Wer mehr über die Entstehung und Bedeutung des Tempels erfahren will, findet etliche Berichte im Netz, zB hier und hier. Ich aber gehe hinaus, wandere umher, treffe irgendwann meine beiden mitreisenden Freundinnen, auch sie allein, und ohne ein Wort zu wechseln finden wir uns auf Steinplatten unter Eichen ein, sinnen, meditieren, bis eine sich zu der anderen setzt, drei Rücken lehnen sich aneinander, sechs Hände fassen sich und legen sich fest auf die Steinplatte, als seien sie verankert, drei Hinterköpfe begegnen sich, wir werden eins, zusammengeschweißt zum heiligen Dreifuß wie der, der der Pythia von Delphi zum Weissagen diente.
All das geschieht absichtslos, lautlos. Lange bleiben wir so, nur die Köpfe trennen sich irgendwann, während der Körper als feste solide Basis bewegungslos verharrt. Keine kann und will sich lösen, und wir mögen wohl einen merkwürdigen Anblick geboten haben den Kindern, die vom Tempel heruntergelaufen kamen, um zu spielen.
Wir sind uralt, zusammengewachsen, auf der Steinplatte verankert, nur unsere Köpfe drehen und wenden sich leicht.
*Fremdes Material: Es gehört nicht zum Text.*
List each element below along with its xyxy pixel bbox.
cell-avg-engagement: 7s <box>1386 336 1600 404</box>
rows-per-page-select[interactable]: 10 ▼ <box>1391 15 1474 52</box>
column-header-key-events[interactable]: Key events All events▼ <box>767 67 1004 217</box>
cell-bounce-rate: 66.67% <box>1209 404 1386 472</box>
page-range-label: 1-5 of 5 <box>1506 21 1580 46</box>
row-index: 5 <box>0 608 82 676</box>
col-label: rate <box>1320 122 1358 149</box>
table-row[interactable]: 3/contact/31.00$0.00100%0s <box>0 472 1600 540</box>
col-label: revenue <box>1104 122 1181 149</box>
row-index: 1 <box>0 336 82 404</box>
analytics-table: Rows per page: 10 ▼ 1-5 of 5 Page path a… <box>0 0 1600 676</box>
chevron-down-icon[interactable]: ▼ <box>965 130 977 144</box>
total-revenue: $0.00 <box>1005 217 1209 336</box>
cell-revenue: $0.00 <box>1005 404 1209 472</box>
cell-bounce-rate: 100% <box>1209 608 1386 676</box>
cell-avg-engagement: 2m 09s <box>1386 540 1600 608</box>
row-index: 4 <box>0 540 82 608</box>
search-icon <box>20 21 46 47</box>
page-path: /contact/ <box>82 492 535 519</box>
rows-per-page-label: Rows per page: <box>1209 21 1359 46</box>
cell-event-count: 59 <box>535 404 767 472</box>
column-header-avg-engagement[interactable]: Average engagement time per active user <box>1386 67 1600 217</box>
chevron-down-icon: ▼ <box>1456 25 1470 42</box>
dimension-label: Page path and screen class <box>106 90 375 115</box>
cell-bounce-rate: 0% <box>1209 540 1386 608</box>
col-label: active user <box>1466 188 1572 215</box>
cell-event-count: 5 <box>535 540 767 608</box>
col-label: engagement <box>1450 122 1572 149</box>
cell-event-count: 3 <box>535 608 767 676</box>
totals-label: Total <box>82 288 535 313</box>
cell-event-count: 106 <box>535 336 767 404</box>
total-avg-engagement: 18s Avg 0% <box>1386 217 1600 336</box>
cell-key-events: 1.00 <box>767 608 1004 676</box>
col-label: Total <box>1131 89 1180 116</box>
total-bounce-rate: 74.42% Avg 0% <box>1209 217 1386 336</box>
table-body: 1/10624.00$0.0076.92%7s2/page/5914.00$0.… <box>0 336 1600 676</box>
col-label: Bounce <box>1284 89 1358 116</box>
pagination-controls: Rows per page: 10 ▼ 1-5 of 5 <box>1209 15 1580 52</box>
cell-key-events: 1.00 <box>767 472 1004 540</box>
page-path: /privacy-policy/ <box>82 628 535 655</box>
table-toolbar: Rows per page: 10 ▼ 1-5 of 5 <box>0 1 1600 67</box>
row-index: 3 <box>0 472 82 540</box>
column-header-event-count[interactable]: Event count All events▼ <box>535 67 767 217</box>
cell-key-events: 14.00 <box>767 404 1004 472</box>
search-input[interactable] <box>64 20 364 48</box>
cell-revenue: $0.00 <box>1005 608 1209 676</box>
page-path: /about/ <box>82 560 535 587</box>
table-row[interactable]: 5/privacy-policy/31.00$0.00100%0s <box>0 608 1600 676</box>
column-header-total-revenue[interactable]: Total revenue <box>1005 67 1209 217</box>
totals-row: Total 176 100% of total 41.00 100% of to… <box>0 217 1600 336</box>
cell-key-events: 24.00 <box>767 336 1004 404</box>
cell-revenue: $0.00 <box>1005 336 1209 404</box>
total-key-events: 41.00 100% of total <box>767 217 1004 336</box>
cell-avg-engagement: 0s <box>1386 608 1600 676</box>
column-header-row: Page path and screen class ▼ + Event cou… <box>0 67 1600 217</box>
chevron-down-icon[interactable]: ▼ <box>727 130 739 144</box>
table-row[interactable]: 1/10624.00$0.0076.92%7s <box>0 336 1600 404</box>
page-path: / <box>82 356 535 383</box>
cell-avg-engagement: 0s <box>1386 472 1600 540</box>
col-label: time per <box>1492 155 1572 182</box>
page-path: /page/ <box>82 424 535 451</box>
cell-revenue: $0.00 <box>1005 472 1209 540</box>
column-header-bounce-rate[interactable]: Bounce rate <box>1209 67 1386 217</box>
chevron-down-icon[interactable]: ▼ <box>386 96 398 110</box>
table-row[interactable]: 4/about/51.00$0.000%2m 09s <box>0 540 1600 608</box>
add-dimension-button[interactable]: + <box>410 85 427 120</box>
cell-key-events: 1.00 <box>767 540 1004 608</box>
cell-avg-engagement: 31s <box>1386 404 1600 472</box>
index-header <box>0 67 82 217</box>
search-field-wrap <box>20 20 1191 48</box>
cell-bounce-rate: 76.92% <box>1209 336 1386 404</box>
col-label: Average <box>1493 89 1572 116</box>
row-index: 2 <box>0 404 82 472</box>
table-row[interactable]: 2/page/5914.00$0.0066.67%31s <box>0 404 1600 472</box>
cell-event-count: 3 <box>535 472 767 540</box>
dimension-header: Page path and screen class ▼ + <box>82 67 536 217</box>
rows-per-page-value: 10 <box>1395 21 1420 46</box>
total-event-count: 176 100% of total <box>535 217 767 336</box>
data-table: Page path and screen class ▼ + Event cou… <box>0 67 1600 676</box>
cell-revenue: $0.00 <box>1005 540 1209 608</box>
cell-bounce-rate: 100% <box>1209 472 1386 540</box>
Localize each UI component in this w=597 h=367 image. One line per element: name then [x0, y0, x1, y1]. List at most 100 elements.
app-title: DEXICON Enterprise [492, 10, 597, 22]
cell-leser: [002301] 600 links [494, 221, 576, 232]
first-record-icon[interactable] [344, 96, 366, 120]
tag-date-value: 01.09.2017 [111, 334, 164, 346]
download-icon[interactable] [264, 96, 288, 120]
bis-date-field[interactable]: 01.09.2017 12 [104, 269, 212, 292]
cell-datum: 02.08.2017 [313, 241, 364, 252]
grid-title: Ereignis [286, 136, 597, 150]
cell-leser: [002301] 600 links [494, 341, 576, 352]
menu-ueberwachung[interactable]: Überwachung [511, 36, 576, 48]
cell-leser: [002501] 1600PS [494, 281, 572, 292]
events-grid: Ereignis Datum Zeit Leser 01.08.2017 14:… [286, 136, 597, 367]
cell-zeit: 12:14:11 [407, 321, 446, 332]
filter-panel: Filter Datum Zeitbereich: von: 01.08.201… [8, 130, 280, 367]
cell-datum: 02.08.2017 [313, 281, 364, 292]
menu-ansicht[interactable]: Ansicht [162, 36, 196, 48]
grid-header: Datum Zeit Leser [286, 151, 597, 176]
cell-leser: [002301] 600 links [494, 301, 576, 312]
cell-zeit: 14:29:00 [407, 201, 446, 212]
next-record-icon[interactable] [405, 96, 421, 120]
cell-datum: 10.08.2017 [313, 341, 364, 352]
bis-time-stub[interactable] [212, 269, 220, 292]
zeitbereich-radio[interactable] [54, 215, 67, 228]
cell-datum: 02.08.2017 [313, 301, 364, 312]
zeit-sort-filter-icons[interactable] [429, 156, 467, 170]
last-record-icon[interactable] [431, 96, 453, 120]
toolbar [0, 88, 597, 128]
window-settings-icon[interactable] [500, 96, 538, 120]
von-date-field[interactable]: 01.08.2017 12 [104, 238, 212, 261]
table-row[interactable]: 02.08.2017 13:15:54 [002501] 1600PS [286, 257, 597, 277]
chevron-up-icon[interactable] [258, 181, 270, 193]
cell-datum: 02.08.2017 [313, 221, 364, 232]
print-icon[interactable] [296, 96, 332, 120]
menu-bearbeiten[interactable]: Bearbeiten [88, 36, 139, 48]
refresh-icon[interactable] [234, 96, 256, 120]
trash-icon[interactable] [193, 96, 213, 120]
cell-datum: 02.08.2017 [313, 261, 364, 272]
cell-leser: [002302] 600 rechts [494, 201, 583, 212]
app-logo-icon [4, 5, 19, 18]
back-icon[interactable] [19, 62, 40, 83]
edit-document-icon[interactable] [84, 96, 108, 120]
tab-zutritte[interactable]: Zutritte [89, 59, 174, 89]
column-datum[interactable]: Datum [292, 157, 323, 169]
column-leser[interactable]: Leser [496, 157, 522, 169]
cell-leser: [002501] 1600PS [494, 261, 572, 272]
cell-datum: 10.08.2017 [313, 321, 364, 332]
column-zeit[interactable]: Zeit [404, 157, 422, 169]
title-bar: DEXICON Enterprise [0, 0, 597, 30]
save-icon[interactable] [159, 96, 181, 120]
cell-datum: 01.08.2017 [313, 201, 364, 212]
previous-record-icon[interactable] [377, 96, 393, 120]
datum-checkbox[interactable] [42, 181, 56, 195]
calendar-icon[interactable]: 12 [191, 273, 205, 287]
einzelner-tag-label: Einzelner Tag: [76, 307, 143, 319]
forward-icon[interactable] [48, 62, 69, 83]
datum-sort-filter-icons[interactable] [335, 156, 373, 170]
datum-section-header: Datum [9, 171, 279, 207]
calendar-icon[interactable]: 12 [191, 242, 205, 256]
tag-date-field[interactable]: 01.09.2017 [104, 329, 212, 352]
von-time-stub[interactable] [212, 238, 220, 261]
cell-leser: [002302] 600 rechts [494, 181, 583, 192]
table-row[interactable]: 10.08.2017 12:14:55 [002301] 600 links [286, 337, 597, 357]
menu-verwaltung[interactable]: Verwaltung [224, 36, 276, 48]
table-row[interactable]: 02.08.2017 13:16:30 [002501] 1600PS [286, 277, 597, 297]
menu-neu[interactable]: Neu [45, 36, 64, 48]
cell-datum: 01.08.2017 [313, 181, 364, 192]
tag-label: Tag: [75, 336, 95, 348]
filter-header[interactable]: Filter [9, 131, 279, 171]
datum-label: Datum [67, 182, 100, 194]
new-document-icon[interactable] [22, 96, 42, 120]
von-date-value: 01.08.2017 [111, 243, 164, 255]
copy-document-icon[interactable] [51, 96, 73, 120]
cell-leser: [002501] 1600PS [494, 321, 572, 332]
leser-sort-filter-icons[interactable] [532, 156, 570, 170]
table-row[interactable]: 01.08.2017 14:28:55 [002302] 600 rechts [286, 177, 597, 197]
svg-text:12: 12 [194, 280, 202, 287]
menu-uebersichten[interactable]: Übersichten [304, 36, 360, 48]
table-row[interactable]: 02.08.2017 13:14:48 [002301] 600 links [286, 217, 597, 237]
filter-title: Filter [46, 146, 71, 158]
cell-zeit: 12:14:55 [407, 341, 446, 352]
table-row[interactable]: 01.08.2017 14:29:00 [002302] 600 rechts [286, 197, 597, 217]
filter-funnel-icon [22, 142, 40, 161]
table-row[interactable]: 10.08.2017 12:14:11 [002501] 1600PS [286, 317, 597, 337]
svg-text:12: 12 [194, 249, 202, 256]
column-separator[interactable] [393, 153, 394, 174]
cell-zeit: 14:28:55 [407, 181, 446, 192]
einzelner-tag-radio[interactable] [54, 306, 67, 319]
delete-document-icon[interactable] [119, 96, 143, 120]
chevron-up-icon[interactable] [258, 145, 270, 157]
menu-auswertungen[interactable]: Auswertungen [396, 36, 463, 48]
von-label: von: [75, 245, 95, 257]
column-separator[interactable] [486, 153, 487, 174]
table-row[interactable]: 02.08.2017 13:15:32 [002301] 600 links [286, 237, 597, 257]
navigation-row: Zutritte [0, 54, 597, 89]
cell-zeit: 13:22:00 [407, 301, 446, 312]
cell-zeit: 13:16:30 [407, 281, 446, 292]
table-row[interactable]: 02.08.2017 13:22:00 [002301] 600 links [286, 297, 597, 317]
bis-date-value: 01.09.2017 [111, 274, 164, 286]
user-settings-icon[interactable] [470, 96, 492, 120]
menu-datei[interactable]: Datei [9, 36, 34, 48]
Mein Gesicht ist nach Osten gerichtet, auf die Flanke des verhüllten Tempels. M schaut nach Südwest, P nach Nordwest. Jede überblickt einen Kreisabschnitt von 120 Grad, und so teilen wir uns den Weltenkreis, den wir nur gemeinsam erfassen können.
(Fremdes Foto)
Ich denke: Wir sind Hekate, die Dreifaltige Göttin, Bewacherin des Dreiwegs. Auf unseren Häuptern tragen wir die Schale mit dem irdischen Feuer dem himmlichen Feuer entgegen. Wir sind die Mütter, die den Dreifuß bewachen: „Göttinnen thronen hehr in Einsamkeit, um sie kein Ort, noch weniger eine Zeit“ (Faust II, 1. Akt gegen Ende).
Irgendwann lösen wir uns von einander, tief entspannt. Wir beginnen wieder herumzuwandern, treffen uns wie selbstverständlich an einer gewaltigen Eiche.
Ihr Stamm ist im unteren Teil merkwürdig verformt und hohl, doch widersteht sie jedem Sturm, fest und unerschütterlich in ihrer Höhe. Wenn du dich gegen ihren Stamm lehnst, fühlst du ihre Kraft.




So träumt sich jedes Zeitalter seinen Tempel. Die Aufklärung weiß und rein und nackt, vielleicht zerbrochen, eine protestanische Mahnung der Vergänglichkeit. Das Stählerne Zeitalter will ihn fest verschraubt, zur Ewigkeit mit eigener Leistung umklammert.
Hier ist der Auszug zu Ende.